In 2008, the California Medical Board accused the former head of the anesthesiology department, Peter Breen, of gross negligence and incompetence. Two years later, the medical board gave him a public reprimand for writing that a patient was "stable" and "comfortable" during each phase of the procedure before anesthesia had been administered.
Breen was ordered to take ethics and medical record-keeping courses. He also was reprimanded by the Illinois Department of Professional Regulation.
Breen, who remains at UCI, did not return phone calls or an email Wednesday.
The UCI statement said "new leadership took over and transformed" the anesthesiology department in 2008, putting in place new training and policies, including "an electronic record keeping system that does not permit the practices alleged."
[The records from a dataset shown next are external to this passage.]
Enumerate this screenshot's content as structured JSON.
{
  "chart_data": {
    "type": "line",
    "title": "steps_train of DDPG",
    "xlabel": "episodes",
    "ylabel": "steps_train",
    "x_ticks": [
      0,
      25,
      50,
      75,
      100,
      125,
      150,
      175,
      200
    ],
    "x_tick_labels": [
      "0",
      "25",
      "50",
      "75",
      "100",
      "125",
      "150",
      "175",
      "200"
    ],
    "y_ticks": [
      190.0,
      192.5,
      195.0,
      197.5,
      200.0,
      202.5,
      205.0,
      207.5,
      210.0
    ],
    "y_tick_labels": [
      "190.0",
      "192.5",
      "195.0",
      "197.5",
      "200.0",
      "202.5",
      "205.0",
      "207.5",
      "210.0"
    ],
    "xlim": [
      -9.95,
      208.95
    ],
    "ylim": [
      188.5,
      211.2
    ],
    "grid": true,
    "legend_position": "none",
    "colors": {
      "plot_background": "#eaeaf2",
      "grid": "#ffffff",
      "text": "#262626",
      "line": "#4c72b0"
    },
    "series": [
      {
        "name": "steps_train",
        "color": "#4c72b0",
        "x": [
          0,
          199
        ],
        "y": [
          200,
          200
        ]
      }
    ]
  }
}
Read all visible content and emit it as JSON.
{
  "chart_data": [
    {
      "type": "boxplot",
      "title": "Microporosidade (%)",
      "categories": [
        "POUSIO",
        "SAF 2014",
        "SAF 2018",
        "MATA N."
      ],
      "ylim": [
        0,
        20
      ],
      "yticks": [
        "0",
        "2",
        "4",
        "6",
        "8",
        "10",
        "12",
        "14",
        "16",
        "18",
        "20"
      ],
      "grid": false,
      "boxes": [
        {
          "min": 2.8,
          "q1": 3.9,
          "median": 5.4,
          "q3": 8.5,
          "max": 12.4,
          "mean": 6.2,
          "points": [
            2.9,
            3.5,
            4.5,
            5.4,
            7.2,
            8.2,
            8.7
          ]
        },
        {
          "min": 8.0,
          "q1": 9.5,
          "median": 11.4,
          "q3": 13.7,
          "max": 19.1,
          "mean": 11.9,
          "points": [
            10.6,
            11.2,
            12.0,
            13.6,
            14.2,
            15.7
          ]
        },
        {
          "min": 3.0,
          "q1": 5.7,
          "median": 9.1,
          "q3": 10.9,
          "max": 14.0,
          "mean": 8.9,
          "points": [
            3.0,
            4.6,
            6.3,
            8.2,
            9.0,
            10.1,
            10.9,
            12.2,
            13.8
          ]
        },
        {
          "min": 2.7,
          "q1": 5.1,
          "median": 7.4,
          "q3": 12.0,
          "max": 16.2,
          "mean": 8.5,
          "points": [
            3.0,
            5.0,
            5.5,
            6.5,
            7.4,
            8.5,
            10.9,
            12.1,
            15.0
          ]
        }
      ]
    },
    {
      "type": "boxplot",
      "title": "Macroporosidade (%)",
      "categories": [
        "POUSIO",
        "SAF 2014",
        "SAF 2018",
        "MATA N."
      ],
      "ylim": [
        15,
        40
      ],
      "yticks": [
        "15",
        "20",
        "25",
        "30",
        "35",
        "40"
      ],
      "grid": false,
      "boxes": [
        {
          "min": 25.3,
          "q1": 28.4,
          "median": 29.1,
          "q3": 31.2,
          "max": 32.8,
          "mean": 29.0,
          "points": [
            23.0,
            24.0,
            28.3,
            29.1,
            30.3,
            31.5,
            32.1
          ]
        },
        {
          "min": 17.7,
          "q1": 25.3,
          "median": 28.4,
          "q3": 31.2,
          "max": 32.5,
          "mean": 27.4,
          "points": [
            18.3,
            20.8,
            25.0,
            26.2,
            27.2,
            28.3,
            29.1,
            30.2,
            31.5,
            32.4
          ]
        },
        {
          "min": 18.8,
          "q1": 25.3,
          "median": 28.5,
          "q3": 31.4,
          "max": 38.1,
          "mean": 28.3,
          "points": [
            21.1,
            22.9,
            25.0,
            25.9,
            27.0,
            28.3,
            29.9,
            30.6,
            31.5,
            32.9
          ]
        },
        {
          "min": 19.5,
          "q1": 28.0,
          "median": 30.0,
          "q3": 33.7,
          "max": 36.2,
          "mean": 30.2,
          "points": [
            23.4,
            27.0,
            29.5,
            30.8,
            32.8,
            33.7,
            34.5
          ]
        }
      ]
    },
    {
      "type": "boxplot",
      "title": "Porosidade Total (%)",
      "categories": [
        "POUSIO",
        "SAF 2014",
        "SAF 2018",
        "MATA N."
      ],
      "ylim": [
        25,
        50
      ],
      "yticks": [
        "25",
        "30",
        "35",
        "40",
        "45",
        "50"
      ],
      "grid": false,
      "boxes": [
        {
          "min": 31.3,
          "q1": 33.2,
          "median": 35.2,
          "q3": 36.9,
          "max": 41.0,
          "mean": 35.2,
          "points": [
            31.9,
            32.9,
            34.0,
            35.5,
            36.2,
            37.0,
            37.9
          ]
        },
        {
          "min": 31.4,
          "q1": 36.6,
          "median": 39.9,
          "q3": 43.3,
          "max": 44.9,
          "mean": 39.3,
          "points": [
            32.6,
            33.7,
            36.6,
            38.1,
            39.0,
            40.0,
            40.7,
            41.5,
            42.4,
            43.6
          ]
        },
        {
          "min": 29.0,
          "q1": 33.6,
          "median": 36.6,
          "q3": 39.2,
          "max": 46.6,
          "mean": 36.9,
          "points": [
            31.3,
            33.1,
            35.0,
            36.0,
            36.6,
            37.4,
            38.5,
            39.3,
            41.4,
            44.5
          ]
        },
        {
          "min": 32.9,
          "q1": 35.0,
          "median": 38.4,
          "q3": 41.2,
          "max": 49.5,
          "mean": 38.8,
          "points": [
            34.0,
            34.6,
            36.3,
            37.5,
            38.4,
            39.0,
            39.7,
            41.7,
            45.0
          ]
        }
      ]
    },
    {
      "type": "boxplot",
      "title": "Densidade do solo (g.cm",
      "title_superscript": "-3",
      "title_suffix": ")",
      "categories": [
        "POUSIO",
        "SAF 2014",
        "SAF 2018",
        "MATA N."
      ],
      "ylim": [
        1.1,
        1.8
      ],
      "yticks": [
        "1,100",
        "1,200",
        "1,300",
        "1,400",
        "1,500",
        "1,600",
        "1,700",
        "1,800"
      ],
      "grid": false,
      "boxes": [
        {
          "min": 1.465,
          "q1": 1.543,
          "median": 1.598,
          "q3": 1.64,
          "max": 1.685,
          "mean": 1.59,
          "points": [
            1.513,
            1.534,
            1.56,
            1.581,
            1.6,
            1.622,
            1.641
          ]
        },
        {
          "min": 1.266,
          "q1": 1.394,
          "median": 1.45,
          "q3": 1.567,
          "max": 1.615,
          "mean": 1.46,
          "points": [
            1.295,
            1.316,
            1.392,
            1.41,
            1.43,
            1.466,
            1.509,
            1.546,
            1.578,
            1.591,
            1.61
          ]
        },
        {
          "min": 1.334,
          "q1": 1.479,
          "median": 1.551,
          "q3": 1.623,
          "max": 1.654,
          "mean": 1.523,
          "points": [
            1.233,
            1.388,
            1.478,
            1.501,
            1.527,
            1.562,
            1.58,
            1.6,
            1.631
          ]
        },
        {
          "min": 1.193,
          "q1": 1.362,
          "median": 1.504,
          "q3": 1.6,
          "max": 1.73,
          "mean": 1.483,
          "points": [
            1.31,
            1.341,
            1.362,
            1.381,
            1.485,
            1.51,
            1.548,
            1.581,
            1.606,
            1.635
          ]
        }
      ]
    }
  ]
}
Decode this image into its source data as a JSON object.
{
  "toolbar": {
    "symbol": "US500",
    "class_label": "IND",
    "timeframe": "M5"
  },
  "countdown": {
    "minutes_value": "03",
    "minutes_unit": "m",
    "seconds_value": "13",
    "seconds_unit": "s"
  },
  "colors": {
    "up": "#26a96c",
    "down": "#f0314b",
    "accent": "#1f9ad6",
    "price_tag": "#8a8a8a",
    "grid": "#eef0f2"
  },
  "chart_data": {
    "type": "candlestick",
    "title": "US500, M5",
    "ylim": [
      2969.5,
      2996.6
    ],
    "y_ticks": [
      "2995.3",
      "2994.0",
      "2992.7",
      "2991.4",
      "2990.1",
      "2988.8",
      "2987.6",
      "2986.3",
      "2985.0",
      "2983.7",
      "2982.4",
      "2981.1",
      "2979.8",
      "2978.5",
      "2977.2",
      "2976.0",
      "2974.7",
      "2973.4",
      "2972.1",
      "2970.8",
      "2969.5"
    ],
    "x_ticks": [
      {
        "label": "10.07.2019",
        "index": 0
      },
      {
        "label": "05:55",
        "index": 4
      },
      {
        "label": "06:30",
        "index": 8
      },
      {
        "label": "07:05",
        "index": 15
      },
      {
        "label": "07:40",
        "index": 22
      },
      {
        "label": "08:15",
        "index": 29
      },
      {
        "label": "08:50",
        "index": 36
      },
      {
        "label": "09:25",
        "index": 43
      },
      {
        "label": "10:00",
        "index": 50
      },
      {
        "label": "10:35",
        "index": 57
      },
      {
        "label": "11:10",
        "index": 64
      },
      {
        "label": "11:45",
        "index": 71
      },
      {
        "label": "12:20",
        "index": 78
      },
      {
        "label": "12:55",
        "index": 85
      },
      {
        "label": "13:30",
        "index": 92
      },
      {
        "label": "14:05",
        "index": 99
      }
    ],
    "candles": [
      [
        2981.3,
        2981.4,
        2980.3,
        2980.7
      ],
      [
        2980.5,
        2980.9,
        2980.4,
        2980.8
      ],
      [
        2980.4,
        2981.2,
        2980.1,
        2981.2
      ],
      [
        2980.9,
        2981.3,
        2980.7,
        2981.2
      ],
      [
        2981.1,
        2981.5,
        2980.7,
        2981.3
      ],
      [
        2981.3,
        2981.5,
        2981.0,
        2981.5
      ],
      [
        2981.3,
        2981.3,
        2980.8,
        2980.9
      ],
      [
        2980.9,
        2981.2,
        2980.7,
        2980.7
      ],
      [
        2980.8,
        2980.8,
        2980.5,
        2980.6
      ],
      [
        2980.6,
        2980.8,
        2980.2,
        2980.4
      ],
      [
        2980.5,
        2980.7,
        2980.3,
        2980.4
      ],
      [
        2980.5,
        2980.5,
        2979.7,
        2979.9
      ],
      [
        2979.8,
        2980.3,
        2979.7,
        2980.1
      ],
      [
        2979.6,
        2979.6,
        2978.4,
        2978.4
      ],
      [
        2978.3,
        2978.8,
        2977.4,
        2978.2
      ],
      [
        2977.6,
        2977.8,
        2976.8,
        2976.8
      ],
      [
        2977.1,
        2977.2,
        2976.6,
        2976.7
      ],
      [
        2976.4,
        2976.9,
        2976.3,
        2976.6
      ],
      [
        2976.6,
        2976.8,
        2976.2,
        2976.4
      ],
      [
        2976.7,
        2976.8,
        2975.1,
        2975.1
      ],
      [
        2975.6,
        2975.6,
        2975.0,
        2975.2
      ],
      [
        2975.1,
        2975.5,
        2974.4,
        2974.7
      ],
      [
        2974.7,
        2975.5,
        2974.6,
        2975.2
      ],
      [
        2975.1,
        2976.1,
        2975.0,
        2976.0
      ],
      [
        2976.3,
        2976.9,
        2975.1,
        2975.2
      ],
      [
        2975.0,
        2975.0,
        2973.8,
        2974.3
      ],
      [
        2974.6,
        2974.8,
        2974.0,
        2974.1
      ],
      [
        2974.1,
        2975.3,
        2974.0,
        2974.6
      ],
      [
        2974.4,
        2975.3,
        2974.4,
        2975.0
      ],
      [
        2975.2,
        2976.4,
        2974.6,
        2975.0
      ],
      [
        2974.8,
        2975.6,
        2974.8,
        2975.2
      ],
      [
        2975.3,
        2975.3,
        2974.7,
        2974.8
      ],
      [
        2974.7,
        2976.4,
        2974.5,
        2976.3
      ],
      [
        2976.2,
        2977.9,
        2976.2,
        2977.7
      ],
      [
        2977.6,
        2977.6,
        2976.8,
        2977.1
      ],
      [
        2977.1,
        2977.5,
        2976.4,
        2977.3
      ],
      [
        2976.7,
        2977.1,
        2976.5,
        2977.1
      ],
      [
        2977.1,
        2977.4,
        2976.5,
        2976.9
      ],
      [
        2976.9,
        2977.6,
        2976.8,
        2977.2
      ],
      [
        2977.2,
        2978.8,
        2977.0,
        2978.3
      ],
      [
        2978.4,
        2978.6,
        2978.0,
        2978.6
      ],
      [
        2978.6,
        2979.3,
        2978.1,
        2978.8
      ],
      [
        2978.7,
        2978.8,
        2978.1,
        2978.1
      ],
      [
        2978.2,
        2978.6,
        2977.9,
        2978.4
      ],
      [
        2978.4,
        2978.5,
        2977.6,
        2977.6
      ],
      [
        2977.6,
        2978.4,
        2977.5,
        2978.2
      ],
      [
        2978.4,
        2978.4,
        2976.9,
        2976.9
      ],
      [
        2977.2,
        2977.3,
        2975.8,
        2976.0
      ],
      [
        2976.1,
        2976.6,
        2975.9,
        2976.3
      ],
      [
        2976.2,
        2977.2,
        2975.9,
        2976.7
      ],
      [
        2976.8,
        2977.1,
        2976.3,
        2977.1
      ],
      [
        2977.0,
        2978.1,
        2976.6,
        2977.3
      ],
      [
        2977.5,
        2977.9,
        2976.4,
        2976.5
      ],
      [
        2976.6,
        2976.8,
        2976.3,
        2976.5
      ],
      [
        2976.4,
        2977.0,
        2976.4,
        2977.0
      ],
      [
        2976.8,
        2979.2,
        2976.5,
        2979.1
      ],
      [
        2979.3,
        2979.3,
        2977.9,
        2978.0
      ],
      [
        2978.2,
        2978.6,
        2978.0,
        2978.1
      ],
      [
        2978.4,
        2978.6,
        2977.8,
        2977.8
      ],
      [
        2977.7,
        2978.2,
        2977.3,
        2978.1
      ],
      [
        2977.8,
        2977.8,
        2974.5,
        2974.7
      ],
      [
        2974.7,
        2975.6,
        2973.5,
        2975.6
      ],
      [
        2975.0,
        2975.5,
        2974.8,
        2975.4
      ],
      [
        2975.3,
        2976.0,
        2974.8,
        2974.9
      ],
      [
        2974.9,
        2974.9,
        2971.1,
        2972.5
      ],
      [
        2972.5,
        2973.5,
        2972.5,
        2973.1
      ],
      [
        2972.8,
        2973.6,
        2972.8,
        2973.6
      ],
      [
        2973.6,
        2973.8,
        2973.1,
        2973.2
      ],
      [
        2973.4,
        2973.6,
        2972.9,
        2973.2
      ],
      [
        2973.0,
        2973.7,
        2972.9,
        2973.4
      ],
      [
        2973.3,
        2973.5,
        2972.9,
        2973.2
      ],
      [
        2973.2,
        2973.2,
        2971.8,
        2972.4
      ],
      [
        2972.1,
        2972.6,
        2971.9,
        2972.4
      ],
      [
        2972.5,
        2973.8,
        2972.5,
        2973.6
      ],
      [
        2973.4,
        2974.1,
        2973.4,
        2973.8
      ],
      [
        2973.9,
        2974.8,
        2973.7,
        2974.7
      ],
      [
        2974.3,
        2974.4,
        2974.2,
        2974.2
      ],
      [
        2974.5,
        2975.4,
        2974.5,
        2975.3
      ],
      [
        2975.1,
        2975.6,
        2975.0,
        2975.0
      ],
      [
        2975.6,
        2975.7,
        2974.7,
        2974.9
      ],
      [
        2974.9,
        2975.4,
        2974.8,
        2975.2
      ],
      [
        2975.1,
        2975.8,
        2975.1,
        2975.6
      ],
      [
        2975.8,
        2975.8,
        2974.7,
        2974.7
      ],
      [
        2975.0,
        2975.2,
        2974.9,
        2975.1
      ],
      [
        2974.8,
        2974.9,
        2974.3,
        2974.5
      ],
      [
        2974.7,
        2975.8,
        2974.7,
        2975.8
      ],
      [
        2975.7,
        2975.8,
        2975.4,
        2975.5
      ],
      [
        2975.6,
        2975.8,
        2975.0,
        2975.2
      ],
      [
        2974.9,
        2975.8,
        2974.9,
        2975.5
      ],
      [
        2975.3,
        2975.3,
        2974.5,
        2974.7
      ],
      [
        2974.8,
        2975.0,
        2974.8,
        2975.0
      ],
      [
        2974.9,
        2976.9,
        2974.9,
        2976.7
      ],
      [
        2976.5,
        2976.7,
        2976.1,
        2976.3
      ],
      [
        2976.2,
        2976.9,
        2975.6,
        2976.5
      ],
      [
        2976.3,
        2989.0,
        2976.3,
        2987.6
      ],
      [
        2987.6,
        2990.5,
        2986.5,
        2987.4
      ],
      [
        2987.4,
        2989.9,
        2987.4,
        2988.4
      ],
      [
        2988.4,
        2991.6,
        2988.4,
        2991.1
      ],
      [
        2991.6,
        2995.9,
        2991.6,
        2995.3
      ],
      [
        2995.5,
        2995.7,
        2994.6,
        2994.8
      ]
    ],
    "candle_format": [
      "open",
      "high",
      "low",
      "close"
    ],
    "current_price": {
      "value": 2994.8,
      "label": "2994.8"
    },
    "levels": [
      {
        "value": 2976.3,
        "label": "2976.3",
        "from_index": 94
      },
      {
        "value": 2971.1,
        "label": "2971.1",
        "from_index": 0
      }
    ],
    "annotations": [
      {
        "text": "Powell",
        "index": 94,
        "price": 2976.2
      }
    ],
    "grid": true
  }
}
O'Connor, who now works at the Veterans Administration Hospital in Long Beach, remains wary of UCI Medical Center. "I won't go there, and I wouldn't take my family there," he said.
The medical center has suffered a number of scandals in the last 18 years. In 1995, fertility doctors were accused of stealing patients' eggs and embryos and implanting them in other women without permission.
In 2005, the hospital shut its liver transplant program after federal funding was withdrawn. The action came after The Times reported that 32 people died awaiting livers, even as doctors turned down organs that later were transplanted elsewhere.